I can pretty much tell (meaning I put odds at 9.7:1; obviously I’ll revise when I read) that this is a disaster b/c it tries to tell me what the inferences are and why they are sound by adverting to statistical tests. Inferences come from the validity of the design—what observations were determined to be relevant to the question of interest & what those observations were. Then come the statistics to discipline & extend the infrerences. There’s a style of analysis that thinks that inferences are like neutrinos or dark matter to be extracted w/ elaborate detection devices that will catch a glimpse of these otherwise elusive & fleeting streaks of insight into how the world “really” works… wrong wron gwrong wrong wrong.
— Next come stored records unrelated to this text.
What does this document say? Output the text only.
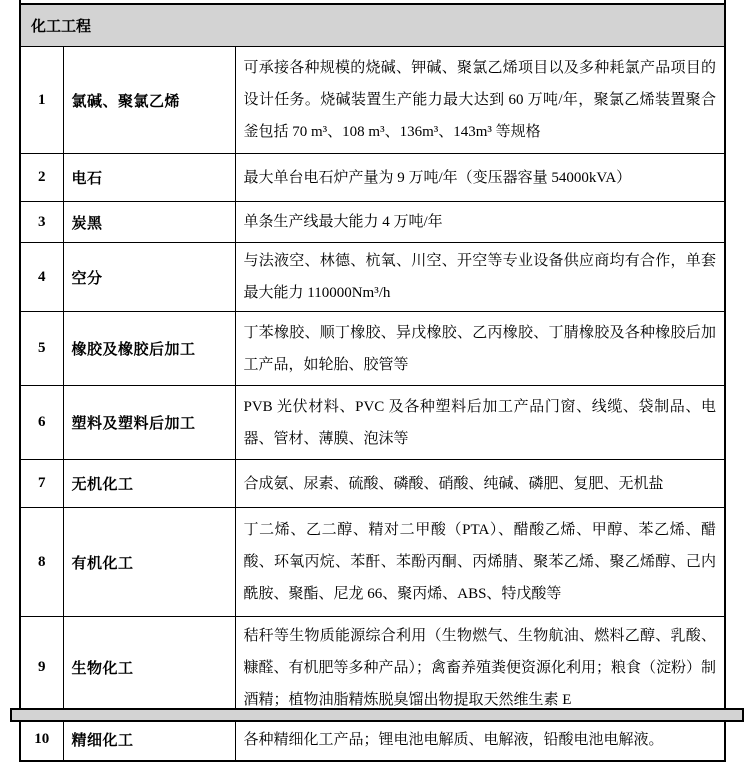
化工工程		
1	氯碱、聚氯乙烯	可承接各种规模的烧碱、钾碱、聚氯乙烯项目以及多种耗氯产品项目的设计任务。烧碱装置生产能力最大达到 60 万吨/年，聚氯乙烯装置聚合釜包括 70 m³、108 m³、136m³、143m³ 等规格
2	电石	最大单台电石炉产量为 9 万吨/年（变压器容量 54000kVA）
3	炭黑	单条生产线最大能力 4 万吨/年
4	空分	与法液空、林德、杭氧、川空、开空等专业设备供应商均有合作，单套最大能力 110000Nm³/h
5	橡胶及橡胶后加工	丁苯橡胶、顺丁橡胶、异戊橡胶、乙丙橡胶、丁腈橡胶及各种橡胶后加工产品，如轮胎、胶管等
6	塑料及塑料后加工	PVB 光伏材料、PVC 及各种塑料后加工产品门窗、线缆、袋制品、电器、管材、薄膜、泡沫等
7	无机化工	合成氨、尿素、硫酸、磷酸、硝酸、纯碱、磷肥、复肥、无机盐
8	有机化工	丁二烯、乙二醇、精对二甲酸（PTA）、醋酸乙烯、甲醇、苯乙烯、醋酸、环氧丙烷、苯酐、苯酚丙酮、丙烯腈、聚苯乙烯、聚乙烯醇、己内酰胺、聚酯、尼龙 66、聚丙烯、ABS、特戊酸等
9	生物化工	秸秆等生物质能源综合利用（生物燃气、生物航油、燃料乙醇、乳酸、糠醛、有机肥等多种产品）；禽畜养殖粪便资源化利用；粮食（淀粉）制酒精；植物油脂精炼脱臭馏出物提取天然维生素 E
10	精细化工	各种精细化工产品；锂电池电解质、电解液，铅酸电池电解液。
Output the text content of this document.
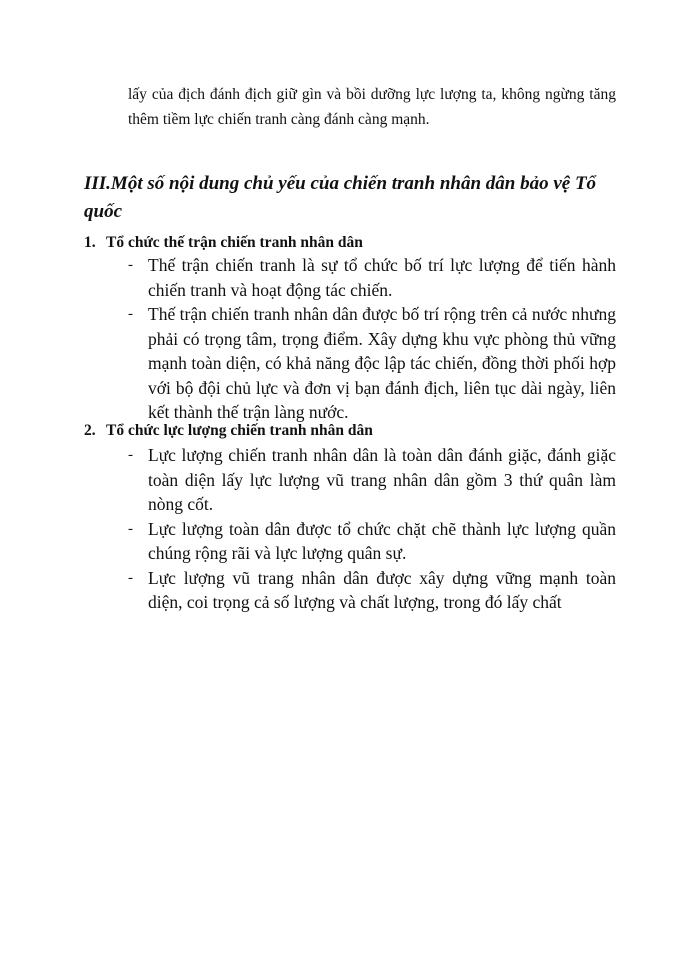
lấy của địch đánh địch giữ gìn và bồi dưỡng lực lượng ta, không ngừng tăng thêm tiềm lực chiến tranh càng đánh càng mạnh.

III.Một số nội dung chủ yếu của chiến tranh nhân dân bảo vệ Tổ quốc
1. Tổ chức thế trận chiến tranh nhân dân
- Thế trận chiến tranh là sự tổ chức bố trí lực lượng để tiến hành chiến tranh và hoạt động tác chiến.
- Thế trận chiến tranh nhân dân được bố trí rộng trên cả nước nhưng phải có trọng tâm, trọng điểm. Xây dựng khu vực phòng thủ vững mạnh toàn diện, có khả năng độc lập tác chiến, đồng thời phối hợp với bộ đội chủ lực và đơn vị bạn đánh địch, liên tục dài ngày, liên kết thành thế trận làng nước.
2. Tổ chức lực lượng chiến tranh nhân dân
- Lực lượng chiến tranh nhân dân là toàn dân đánh giặc, đánh giặc toàn diện lấy lực lượng vũ trang nhân dân gồm 3 thứ quân làm nòng cốt.
- Lực lượng toàn dân được tổ chức chặt chẽ thành lực lượng quần chúng rộng rãi và lực lượng quân sự.
- Lực lượng vũ trang nhân dân được xây dựng vững mạnh toàn diện, coi trọng cả số lượng và chất lượng, trong đó lấy chất
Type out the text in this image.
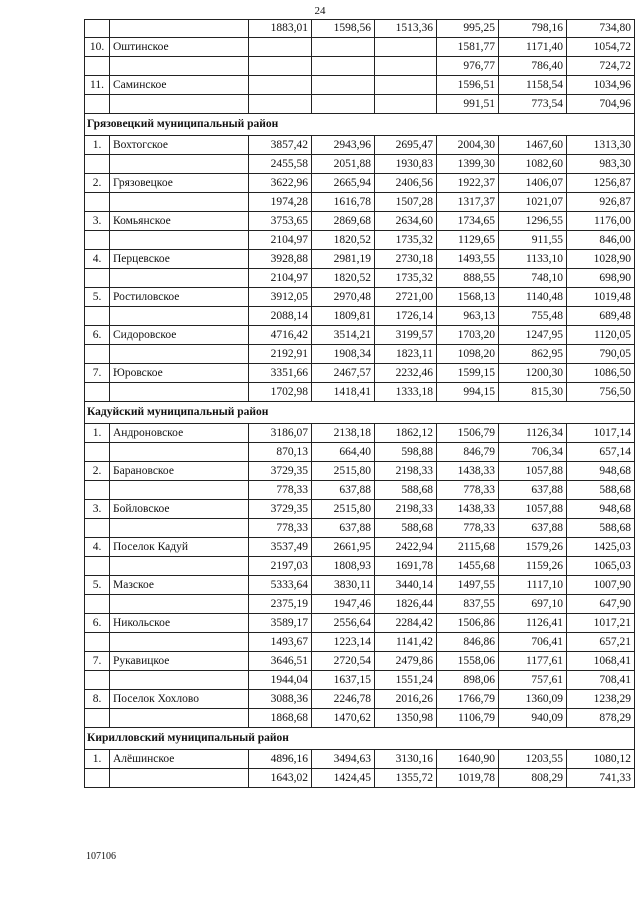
24
		1883,01	1598,56	1513,36	995,25	798,16	734,80
10.	Оштинское				1581,77	1171,40	1054,72
					976,77	786,40	724,72
11.	Саминское				1596,51	1158,54	1034,96
					991,51	773,54	704,96
Грязовецкий муниципальный район							
1.	Вохтогское	3857,42	2943,96	2695,47	2004,30	1467,60	1313,30
		2455,58	2051,88	1930,83	1399,30	1082,60	983,30
2.	Грязовецкое	3622,96	2665,94	2406,56	1922,37	1406,07	1256,87
		1974,28	1616,78	1507,28	1317,37	1021,07	926,87
3.	Комьянское	3753,65	2869,68	2634,60	1734,65	1296,55	1176,00
		2104,97	1820,52	1735,32	1129,65	911,55	846,00
4.	Перцевское	3928,88	2981,19	2730,18	1493,55	1133,10	1028,90
		2104,97	1820,52	1735,32	888,55	748,10	698,90
5.	Ростиловское	3912,05	2970,48	2721,00	1568,13	1140,48	1019,48
		2088,14	1809,81	1726,14	963,13	755,48	689,48
6.	Сидоровское	4716,42	3514,21	3199,57	1703,20	1247,95	1120,05
		2192,91	1908,34	1823,11	1098,20	862,95	790,05
7.	Юровское	3351,66	2467,57	2232,46	1599,15	1200,30	1086,50
		1702,98	1418,41	1333,18	994,15	815,30	756,50
Кадуйский муниципальный район							
1.	Андроновское	3186,07	2138,18	1862,12	1506,79	1126,34	1017,14
		870,13	664,40	598,88	846,79	706,34	657,14
2.	Барановское	3729,35	2515,80	2198,33	1438,33	1057,88	948,68
		778,33	637,88	588,68	778,33	637,88	588,68
3.	Бойловское	3729,35	2515,80	2198,33	1438,33	1057,88	948,68
		778,33	637,88	588,68	778,33	637,88	588,68
4.	Поселок Кадуй	3537,49	2661,95	2422,94	2115,68	1579,26	1425,03
		2197,03	1808,93	1691,78	1455,68	1159,26	1065,03
5.	Мазское	5333,64	3830,11	3440,14	1497,55	1117,10	1007,90
		2375,19	1947,46	1826,44	837,55	697,10	647,90
6.	Никольское	3589,17	2556,64	2284,42	1506,86	1126,41	1017,21
		1493,67	1223,14	1141,42	846,86	706,41	657,21
7.	Рукавицкое	3646,51	2720,54	2479,86	1558,06	1177,61	1068,41
		1944,04	1637,15	1551,24	898,06	757,61	708,41
8.	Поселок Хохлово	3088,36	2246,78	2016,26	1766,79	1360,09	1238,29
		1868,68	1470,62	1350,98	1106,79	940,09	878,29
Кирилловский муниципальный район							
1.	Алёшинское	4896,16	3494,63	3130,16	1640,90	1203,55	1080,12
		1643,02	1424,45	1355,72	1019,78	808,29	741,33
107106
Gwrong indeed. Kahan’s remark about neutrinos and dark matter seems to me to capture something real in how these researchers see science, and it fits their fear of their statistics being audited or their claims being checked by replication.

Anyway, nobody cares what gets published in the Journal of Retailing and Consumer Services. But it was all worth it to get this insight from Kahan.

P.S. Just to be clear: the purpose of this post is to highlight Kahan’s interesting statement criticizing the indirect nature of the sort of research shown in the above abstract, the idea that instead of just directly studying something, they’ll go around rejecting null hypotheses that they don’t believe. That’s what’s “gwrong” with the cited work. It might well be that the substantive claims made in that paper are correct. I’m not criticizing the Seo and Fiore’s paper or saying they are wrong regarding the effects of fitting rooms. I’m saying that I agree with Kahan that this sort of reasoning-by-refuting-null-hypothesis is not a good way to do science, even if it can work in some settings.

32 Comments

  1. Shravan says:

    Have you seen this gem from PNAS? The title is: “Human high intelligence is involved in spectral redshift of biophotonic activities in the brain”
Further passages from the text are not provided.